Patterson contends that Innis’s later works on communications were
not an entirely new shift in thought from his earlier works on staple
production, out of which evolved the Laurentian thesis, a new
interpretation of Canadian history. This is a myth, first perpetrated by
Donald Creighton, a student of Innis’s and his biographer. The
misunderstanding arose according to Patterson, out of the different
approach to history—and to thinking in general—of these two
historians. Creighton thought in a linear fashion; for him, historical
events were unique and could be explained only in a rational, sequential
fashion. Innis thought in relational terms; for him, historical events
could best be understood by relating them in a random, abstract fashion
to other events that appear on the surface to be unrelated both in time
and space. Thus, for example, Innis saw meaning in the history of the
British Empire by relating it to the history of the Roman Empire and of
the Egyptian and Babylonian empires. The St. Lawrence River system was a
communication link for Canadians like the Nile River for the Egyptians.
Patterson spends considerable time contrasting these two historians and
their approach to history. To anyone who has read their works, this
observation will come as no suprise; the two men were worlds apart both
in style and approach.
Patterson maintains that what links Innis’s work on staple production
with his work on communications is ideas. “Staples”—fish, furs,
timber and wheat—were more than material items of trade for Innis;
they were metaphors—symbols—of a communication system. They were
part of a process of communications rather than products of trade.

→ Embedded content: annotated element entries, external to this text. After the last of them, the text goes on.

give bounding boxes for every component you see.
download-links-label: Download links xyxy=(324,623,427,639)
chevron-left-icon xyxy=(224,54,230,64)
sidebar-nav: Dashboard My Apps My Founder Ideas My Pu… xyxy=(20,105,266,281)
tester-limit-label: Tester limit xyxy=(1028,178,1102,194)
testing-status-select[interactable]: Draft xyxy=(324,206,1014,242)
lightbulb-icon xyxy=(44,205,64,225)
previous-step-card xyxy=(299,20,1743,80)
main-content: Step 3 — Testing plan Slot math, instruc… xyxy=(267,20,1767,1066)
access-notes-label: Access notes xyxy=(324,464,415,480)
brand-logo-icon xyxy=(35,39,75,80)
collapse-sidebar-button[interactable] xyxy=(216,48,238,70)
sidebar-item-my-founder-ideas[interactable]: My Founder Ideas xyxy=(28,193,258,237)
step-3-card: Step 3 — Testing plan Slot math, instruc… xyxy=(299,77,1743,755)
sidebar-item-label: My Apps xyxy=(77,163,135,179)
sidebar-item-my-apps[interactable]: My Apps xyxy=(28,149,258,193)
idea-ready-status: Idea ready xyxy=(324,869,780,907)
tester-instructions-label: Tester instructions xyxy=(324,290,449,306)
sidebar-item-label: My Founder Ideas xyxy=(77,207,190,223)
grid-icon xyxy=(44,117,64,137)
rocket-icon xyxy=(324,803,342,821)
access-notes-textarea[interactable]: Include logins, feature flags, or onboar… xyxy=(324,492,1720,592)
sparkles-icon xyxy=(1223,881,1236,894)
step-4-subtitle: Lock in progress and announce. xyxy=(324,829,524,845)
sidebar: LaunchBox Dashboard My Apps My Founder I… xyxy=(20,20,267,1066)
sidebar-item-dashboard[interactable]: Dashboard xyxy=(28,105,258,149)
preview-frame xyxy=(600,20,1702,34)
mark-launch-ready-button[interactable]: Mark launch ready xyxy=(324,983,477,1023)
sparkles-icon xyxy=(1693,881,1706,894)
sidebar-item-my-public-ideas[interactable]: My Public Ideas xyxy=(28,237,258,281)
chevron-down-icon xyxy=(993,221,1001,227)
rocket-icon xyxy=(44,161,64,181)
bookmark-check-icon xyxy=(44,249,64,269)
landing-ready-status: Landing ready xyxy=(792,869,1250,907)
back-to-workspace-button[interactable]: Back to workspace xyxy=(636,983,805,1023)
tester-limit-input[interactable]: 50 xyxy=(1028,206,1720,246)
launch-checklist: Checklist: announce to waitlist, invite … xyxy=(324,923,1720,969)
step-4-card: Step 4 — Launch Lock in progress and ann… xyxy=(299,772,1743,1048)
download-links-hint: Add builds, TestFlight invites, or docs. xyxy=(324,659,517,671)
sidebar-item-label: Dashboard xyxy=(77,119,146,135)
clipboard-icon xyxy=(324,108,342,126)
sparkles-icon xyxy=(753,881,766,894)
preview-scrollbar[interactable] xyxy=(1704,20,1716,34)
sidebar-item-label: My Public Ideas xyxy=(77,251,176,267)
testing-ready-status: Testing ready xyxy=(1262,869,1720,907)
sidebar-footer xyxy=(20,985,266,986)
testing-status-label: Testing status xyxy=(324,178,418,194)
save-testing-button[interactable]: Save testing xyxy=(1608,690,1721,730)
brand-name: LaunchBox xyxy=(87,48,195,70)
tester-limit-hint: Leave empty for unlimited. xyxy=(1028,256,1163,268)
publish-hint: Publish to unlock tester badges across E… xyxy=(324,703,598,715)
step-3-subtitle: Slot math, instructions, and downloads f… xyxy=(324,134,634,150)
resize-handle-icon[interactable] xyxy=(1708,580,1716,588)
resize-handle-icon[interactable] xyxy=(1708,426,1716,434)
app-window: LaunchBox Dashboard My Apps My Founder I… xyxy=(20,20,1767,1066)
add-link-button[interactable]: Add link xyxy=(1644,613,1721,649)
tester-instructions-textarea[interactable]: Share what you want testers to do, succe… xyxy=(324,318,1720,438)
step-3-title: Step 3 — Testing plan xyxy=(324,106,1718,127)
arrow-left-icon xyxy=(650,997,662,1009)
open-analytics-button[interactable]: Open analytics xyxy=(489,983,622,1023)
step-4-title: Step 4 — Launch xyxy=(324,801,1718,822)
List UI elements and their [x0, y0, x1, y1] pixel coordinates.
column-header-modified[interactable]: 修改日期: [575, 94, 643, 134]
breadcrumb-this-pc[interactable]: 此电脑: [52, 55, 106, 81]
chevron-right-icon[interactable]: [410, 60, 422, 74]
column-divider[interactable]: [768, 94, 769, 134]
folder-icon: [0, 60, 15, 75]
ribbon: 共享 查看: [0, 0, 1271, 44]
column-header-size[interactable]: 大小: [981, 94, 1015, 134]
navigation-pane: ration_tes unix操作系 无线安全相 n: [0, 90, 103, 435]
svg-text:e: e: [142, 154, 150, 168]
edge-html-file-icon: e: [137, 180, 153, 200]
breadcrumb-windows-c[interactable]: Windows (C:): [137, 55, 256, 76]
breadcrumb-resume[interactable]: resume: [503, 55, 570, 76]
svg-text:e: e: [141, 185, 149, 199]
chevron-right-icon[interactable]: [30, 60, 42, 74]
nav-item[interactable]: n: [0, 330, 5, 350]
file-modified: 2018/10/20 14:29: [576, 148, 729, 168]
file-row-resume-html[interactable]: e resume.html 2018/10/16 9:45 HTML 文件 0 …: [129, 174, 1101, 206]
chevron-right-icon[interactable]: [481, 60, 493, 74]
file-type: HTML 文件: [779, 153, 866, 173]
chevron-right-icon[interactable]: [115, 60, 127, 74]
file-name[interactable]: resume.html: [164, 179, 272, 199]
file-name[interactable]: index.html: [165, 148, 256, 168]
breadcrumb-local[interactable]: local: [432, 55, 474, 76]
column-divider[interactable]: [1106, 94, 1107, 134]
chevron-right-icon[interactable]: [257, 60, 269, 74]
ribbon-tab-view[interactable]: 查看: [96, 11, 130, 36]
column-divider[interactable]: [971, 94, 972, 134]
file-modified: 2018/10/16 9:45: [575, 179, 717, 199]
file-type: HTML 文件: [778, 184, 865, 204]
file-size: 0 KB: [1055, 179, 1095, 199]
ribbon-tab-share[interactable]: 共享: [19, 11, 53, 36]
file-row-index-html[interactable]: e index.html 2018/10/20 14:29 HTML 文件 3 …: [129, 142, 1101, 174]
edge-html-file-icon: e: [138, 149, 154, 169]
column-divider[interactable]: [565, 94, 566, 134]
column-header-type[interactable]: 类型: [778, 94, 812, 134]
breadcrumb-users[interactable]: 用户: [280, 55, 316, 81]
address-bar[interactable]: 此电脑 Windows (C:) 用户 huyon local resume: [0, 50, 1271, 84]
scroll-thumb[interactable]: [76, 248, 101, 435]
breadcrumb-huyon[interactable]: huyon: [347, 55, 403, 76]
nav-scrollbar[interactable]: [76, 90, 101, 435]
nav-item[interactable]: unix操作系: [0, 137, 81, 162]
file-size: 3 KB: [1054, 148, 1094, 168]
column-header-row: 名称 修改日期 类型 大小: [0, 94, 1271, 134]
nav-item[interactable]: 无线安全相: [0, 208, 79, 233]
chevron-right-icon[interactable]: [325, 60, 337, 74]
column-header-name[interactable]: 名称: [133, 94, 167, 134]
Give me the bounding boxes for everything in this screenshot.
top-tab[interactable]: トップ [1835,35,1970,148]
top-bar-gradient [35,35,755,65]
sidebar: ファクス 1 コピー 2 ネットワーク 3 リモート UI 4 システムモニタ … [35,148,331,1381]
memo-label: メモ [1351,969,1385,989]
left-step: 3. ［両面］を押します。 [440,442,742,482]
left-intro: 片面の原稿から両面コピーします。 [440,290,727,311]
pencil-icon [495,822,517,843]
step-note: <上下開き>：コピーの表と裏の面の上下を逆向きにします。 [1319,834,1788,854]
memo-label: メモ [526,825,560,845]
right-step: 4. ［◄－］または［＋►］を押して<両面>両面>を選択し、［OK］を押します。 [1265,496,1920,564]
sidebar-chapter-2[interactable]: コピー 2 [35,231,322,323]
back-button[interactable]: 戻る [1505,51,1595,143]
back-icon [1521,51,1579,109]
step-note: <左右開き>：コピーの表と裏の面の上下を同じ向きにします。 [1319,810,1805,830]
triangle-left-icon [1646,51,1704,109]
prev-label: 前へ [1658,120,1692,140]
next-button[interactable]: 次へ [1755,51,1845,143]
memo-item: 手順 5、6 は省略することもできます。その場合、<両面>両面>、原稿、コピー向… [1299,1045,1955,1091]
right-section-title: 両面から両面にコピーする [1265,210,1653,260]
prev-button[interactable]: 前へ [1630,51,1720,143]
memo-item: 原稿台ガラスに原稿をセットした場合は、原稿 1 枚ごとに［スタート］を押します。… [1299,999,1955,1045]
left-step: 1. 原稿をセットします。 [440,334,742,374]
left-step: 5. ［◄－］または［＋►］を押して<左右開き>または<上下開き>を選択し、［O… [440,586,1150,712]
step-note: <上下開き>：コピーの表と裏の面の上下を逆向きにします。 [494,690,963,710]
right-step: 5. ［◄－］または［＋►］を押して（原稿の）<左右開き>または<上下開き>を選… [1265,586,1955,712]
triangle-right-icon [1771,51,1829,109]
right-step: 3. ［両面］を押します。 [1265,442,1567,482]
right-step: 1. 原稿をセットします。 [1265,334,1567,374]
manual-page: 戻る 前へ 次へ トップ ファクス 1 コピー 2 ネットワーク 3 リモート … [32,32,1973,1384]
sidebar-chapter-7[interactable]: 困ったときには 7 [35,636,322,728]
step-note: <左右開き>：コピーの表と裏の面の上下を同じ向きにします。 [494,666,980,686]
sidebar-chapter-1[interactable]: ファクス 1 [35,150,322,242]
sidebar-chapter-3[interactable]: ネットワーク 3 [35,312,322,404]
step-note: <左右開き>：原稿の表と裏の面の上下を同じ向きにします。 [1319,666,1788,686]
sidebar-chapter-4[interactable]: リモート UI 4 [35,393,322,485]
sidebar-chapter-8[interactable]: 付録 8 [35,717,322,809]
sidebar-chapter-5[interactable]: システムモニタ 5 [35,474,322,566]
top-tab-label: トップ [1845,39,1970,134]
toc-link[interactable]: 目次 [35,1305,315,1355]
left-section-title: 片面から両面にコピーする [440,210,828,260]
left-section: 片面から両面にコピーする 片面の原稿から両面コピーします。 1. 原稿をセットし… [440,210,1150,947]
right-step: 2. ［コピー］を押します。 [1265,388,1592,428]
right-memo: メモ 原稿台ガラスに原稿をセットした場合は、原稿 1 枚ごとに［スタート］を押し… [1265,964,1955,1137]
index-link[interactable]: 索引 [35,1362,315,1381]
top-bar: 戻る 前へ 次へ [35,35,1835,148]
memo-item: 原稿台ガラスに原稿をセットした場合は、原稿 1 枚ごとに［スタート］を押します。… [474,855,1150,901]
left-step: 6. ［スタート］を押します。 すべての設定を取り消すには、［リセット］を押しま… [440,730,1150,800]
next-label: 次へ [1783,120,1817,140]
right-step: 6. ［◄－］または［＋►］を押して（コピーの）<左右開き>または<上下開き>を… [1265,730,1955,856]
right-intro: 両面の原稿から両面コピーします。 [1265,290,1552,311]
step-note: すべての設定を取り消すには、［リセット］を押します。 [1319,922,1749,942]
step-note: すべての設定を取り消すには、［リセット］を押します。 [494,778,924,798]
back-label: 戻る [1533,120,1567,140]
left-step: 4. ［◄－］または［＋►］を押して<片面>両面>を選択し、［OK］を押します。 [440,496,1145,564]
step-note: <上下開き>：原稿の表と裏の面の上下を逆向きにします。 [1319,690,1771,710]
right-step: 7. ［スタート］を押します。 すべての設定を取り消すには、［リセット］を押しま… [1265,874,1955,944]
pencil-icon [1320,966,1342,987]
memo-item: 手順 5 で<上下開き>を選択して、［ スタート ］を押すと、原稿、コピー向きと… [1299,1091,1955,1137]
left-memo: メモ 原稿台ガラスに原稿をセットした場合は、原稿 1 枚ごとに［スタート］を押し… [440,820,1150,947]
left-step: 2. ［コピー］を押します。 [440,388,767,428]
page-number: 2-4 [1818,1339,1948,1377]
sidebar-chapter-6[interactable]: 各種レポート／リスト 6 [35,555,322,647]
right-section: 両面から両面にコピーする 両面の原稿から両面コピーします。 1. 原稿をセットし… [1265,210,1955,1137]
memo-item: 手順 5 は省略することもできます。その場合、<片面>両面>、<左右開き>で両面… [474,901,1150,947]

Patterson then goes on to study two other metaphors or symbols in early
Canadian history—the “Family Compact” and “Responsible
Government.”
This book is fascinating in its analysis of Innis’s and McLuhan’s
ideas on communications and how they relate to the writing of history.
It falls short, however, in its attempt to apply these ideas to actual
historical events. While there are the occasional flashes of insight,
overall the application is unconvincing and contrived. This reviewer
would have preferred a more in-depth analysis of Innis’s and
McLuhan’s ideas alone as an insight into the writing of Canadian
history, in particular, and into the Canadian mind, in general.